Eppure l’antefatto risulta(va) coinvolgente e di discreta efficacia. Mentre Clay Riddel (Cusack), autore di fumetti, attende di imbarcarsi all’aeroporto, un misterioso impulso trasmesso da ogni cellulare scatena un’ondata di violenza incontrollabile, quasi a risvegliare istinti primitivi troppo a lungo sopiti nel nome di una falsa civiltà. Pochi restano immuni, cercando di comprendere l’accaduto. La notevole intuizione kinghiana che possa essere proprio uno dei più usati – e abusati – medium tecnologici a condurre l’umanità verso il baratro poteva aprire teoricamente la strada a tutta una serie di vertigini che in potenza avrebbero potuto soddisfare gli appassionati in cerca di brividi estivi non a buon mercato. Condizionale obbligato. Perché al contrario il film di Williams si ingolfa quasi subito nella ricerca di ipotesi filosofiche “alte” – e conseguenti dialoghi quelli sì piuttosto raccapriccianti – sulla fine del mondo in atto ed altre amenità varie, con evoluzioni narrative a dir poco prevedibili e personaggi non solo di contorno descritti sommariamente. Cell soffre quindi di una sorta di conflitto interiore, tra la sua ambizione di confezionare un prodotto di genere capace di raccontare, dietro metafora, una deriva ormai senza ritorno – quella del progresso “capitalistico” da perseguire ad ogni costo – e la propria inclinazione visiva alla serie B, cioè quella di giocare a sporcarsi le mani con una violenza esibita giocoforza divenuta parte integrante della tematica affrontata. Da tale contraddizione non poteva che nascere un lungometraggio pesantemente squilibrato ed irrisolto, tuttavia con il coraggio di un finale decisamente più pessimistico rispetto a quello aperto dell’opera letteraria, perciò in grado di lasciare una sensazione di angoscia in chi guarda.

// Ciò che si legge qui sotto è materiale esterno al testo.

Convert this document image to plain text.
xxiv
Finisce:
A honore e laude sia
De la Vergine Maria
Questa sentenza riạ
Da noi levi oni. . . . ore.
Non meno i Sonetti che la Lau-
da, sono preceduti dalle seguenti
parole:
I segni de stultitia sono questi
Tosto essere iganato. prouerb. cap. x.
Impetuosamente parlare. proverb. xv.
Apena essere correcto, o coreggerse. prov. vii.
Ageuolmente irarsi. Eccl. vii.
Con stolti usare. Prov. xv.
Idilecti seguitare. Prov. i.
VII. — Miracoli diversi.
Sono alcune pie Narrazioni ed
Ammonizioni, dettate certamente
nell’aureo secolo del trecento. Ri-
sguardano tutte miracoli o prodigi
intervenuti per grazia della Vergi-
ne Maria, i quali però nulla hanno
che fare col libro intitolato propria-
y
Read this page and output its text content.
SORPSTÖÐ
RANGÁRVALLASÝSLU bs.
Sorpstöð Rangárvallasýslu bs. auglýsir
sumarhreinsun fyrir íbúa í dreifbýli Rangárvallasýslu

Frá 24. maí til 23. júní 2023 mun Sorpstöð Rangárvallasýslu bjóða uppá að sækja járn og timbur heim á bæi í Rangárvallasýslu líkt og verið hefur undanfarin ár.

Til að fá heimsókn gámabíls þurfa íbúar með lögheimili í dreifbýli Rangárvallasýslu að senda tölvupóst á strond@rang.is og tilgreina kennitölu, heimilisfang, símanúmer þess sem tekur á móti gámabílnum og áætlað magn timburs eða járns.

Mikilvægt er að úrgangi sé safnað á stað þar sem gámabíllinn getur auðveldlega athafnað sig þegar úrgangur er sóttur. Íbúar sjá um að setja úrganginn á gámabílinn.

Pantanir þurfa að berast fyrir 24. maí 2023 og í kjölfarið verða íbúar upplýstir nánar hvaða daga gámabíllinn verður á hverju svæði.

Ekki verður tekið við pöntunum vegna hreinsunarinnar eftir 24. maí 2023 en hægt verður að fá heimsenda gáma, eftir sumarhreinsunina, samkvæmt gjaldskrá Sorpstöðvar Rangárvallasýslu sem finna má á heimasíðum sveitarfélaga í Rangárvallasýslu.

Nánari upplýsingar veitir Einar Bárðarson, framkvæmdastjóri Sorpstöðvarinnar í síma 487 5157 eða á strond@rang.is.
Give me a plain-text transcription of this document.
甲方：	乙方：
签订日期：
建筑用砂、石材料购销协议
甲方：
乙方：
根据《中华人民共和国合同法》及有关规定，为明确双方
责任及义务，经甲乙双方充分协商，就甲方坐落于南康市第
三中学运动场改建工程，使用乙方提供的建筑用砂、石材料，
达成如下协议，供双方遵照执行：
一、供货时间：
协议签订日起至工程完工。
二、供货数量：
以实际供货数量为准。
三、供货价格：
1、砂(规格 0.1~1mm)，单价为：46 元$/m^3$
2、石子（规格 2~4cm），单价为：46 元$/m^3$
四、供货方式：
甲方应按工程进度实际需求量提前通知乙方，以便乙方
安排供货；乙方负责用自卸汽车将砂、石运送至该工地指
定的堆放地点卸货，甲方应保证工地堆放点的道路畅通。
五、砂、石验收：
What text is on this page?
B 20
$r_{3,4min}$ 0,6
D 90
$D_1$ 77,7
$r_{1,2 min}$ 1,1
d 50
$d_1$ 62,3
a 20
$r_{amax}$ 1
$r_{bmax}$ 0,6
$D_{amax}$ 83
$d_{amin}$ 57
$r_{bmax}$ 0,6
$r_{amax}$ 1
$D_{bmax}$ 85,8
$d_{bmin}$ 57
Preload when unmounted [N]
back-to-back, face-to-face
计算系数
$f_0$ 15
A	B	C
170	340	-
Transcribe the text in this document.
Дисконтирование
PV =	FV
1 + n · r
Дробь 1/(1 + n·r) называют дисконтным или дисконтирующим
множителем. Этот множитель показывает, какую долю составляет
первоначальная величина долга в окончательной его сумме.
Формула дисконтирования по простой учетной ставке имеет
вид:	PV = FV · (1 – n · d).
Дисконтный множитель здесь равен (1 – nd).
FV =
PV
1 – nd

Il fatto dunque che siano gli alieni, o comunque un’entità superiore, ad utilizzare la tecnologia creata nell’arco di anni e molteplici sforzi dagli esseri umani per soggiogarli completamente, resta solo un’ipotesi, in Cell. Ciò che fa veramente paura, dai tempi del superclassico L’invasione degli ultracorpi (1956) nella prima versione di Don Siegel, è l’omologazione alla quale veniamo quotidianamente costretti da un uso sconsiderato dei vari ammennicoli da villaggio globale che abitiamo solo virtualmente. Aspetto, quest’ultimo, che Cell sottolinea solo in minima parte, decretando così il proprio (parziale) fallimento con le sue stesse mani. Non resta allora che aspettare fiduciosamente l’horror definitivo su tutto ciò che rende l’umanità di oggi tanto connessa in uno sterile flusso d’informazioni e conoscenze virtuali quanto prigioniera di un magma invisibile che la costringe a recitare parti già assegnate in partenza, chiusa nell’illusorio alveo della propria individualità.